Literary Magazines - The New Yorker and The Paris Review


Literary magazines are, simply put, periodicals with a literary focus. Of the wide selection available today, I subscribe to two - The New Yorker and The Paris Review.

The New Yorker is easily the most recognized and likely the most popular literary magazine by subscription base. Published weekly, save a few fortnightly issues per year, it combines fiction and poetry with updates on New York City's cultural events, including theaters, music, and other topical issues. As a print, the magazine's graphic art delights me. There is a distinctive graphic style that is quintessentially The New Yorker, and this is most vividly seen on its front cover, which never fails to enchant me week after week.

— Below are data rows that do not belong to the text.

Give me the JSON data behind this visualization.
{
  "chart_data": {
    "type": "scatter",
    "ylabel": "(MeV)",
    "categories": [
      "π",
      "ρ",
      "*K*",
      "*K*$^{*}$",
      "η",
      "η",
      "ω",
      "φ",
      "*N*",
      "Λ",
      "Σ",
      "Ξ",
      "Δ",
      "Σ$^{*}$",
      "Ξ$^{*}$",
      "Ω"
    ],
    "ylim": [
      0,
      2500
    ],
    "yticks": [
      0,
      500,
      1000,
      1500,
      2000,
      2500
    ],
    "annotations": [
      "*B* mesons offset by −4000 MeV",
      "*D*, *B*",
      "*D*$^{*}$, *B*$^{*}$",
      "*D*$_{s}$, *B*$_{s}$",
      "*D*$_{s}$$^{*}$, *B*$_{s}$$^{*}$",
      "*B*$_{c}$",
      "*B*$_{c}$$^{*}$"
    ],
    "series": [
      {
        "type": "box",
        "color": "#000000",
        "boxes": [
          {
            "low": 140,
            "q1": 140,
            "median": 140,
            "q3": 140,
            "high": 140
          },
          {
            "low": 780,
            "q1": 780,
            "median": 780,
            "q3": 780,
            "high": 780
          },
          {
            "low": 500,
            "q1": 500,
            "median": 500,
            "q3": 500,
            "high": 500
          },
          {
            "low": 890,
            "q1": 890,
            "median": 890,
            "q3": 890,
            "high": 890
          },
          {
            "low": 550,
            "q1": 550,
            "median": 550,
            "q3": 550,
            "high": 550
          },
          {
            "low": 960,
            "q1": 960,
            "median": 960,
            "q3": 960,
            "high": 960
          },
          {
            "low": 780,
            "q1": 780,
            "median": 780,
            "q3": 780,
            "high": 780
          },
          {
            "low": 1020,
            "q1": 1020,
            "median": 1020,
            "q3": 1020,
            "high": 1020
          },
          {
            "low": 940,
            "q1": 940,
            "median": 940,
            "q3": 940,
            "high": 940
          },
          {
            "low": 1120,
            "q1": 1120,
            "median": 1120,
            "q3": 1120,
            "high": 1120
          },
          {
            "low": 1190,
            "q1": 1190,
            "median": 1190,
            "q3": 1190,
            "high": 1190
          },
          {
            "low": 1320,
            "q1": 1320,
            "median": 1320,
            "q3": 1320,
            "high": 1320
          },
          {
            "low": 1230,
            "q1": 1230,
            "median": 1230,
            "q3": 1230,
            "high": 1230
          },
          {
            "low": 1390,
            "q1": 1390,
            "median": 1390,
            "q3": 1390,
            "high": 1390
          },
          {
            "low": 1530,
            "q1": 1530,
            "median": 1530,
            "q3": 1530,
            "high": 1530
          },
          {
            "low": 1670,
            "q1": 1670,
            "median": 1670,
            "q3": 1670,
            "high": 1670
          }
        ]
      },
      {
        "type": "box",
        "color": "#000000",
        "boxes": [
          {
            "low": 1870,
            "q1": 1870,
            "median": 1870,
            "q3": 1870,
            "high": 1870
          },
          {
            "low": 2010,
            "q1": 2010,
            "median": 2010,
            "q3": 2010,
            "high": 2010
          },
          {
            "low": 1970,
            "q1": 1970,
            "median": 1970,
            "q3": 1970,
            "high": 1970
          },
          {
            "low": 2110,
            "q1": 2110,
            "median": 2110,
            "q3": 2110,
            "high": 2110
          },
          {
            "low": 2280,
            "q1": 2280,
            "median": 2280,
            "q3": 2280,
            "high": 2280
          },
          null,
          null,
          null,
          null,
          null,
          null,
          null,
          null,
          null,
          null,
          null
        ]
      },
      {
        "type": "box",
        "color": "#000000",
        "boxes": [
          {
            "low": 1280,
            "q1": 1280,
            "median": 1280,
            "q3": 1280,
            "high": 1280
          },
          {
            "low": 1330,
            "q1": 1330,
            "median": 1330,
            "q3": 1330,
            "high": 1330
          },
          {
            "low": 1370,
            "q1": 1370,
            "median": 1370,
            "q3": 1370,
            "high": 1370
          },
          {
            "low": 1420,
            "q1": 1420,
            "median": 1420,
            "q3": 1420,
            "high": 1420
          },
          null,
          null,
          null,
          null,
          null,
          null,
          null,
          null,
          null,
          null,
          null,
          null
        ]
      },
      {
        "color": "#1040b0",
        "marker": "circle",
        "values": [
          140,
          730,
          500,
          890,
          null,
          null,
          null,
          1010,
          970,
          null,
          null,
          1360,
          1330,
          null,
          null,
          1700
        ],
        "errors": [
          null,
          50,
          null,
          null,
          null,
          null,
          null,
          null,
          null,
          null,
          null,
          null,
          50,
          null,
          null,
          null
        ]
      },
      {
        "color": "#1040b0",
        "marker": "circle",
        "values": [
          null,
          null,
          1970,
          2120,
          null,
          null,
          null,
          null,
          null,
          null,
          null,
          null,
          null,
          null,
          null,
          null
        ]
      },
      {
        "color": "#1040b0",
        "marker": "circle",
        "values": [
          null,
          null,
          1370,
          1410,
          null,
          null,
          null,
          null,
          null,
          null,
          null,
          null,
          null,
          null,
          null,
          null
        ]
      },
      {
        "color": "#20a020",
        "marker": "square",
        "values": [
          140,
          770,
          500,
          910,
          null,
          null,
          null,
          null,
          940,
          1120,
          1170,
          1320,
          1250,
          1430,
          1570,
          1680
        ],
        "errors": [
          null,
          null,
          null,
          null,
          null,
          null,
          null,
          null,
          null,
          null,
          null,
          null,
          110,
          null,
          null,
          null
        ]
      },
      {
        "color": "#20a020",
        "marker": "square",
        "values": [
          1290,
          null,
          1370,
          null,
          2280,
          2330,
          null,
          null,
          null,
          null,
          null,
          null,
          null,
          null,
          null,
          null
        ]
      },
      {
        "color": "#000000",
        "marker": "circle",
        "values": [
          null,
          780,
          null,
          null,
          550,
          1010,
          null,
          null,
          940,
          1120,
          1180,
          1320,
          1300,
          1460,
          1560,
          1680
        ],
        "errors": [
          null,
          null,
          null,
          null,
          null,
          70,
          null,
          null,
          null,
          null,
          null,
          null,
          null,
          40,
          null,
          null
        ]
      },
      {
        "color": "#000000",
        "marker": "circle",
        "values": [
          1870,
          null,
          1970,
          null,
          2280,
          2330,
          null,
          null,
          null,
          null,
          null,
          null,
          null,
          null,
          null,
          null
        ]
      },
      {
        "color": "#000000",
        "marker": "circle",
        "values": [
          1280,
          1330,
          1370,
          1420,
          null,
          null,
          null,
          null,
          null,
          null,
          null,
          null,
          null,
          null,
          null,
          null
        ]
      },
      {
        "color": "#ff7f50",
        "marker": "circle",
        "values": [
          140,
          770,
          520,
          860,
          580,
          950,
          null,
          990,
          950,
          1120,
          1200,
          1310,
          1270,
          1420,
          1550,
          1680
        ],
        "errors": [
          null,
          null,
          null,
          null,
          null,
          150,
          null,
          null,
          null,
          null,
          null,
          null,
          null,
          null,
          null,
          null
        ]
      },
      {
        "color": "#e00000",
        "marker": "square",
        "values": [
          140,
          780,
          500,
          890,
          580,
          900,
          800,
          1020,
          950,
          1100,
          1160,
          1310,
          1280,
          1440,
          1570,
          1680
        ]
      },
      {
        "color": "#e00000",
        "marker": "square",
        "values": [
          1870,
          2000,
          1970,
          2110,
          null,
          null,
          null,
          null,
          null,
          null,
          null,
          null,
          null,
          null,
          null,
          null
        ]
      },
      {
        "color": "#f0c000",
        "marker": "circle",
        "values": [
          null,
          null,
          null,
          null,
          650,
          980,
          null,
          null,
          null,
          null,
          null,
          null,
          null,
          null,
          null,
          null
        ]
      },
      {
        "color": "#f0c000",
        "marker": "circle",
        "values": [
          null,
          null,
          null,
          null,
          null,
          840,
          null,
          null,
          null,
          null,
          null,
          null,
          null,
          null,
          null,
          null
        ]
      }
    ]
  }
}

The featured cartoons are also subtly humorous, often smart and sophisticated with an old school charm, rendered with technical and compositional virtuosity. The digital version has an additional perk: readers can listen to authors' recitals of their printed poetries, and sometimes their printed short fictions. The New Yorker website is also beautifully designed, and I especially love its aesthetically subtle fonts.

The Paris Review is a more traditional in the sense that its content are largely literature. Published four times a year as a portable small paperback, I find it to be an ideal travel companion. I am especially fond of the magazine's interviews with literary figures - authors, critics, poets, translators, or publishers - that provide rare insights into the worlds that readers would otherwise have very limited access. These interviews are archived and freely accessible on the magazine's website, and reading through them chronologically is like a crash course on the US literary movement since the 1950s, with delectable doses of gossip.